I edited the animator to create a kind of strange animation state progression. Essentially, I want to progress through the “win” animation and “laydown” animation and play them in a sequence to provide the illusion of the character jumping forward.


If I was running in real life, I would most likely do a little hop beforehand to gather my momentum for a big jump. In terms of what I had available with QueryChan, I realized that I could simply call the “win” animation twice in quick succession to give the illusion of the little hop.

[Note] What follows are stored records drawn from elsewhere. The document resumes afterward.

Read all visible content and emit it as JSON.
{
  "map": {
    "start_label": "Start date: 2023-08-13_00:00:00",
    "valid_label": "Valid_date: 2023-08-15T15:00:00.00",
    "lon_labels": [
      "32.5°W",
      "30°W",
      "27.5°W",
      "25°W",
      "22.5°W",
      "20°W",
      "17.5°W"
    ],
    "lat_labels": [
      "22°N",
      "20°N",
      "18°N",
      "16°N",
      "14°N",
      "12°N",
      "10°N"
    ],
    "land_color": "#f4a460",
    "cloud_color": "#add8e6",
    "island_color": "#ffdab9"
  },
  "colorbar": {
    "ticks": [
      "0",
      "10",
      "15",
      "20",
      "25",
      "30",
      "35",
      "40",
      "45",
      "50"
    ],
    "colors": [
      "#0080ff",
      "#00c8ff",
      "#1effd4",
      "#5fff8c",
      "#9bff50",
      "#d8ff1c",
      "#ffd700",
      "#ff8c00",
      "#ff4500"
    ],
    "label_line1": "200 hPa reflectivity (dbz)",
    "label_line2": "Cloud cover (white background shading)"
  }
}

IEnumerator ExecuteDive() {
  // Set the player state to dive
  m_playerState = PlayerState.Dive;

  // move the player forward/up and animate the hop
  TriggerJump (m_hopForwardForce, m_hopUpwardForce);
  m_sdMecanimController.ChangeAnimation (QuerySDMecanimController.QueryChanSDAnimationType.HOP);
  yield return new WaitForSeconds (m_hopAnimationWait);

  // animate the actual jump
  m_sdMecanimController.ChangeAnimation (QuerySDMecanimController.QueryChanSDAnimationType.HOP);
  yield return new WaitForSeconds(m_jumpAnimationWait);

  // move the player forward/up and animate the laydown
  TriggerJump(m_fallForwardForce, m_fallUpwardForce);
  m_sdMecanimController.ChangeAnimation (QuerySDMecanimController.QueryChanSDAnimationType.JUMP_FALL);

  // wait a bit after the character reaches the floor
  yield return new WaitForSeconds(m_fallAnimationWait);

  // end the entire animation
  m_sdMecanimController.ChangeAnimation (QuerySDMecanimController.QueryChanSDAnimationType.JUMP_END);

  // reset player state back to standing
  m_playerState = PlayerState.Standing;


void TriggerJump (float forward, float upward) {
  m_jumpForwardForce = forward;
  m_jumpUpwardForce = upward;
  m_triggerJump = true;

void UpdateJumpVelocity() {
  if (m_triggerJump) {
    m_triggerJump = false;

    Vector3 forward = transform.forward * m_jumpForwardForce;
    Vector3 upward = transform.up * m_jumpUpwardForce;
    m_playerRigidbody.AddForce(forward + upward);

Its pretty straight-forward. To create the tiny hop, I call the “win” animation while adding a very tiny forward and upward force. After the player lands, I call the “win” animation again and follow it with the “laydown” animation. Then after a small delay, I added a much larger forward and upward force for the large jump. UpdateJumpVelocity() is being constantly called in FixedUpdate(), so the private boolean triggerJump in UpdateJumpVelocity() and TriggerJump() is simply a flag to prevent premature changes in the force vectors.

In the end, I ended up with this:

It’s very rough looking and choppy. I’ll most likely tweak some of the variables as the hop distance and animation speed is really long, but overall, I’m pretty satisfied with the result.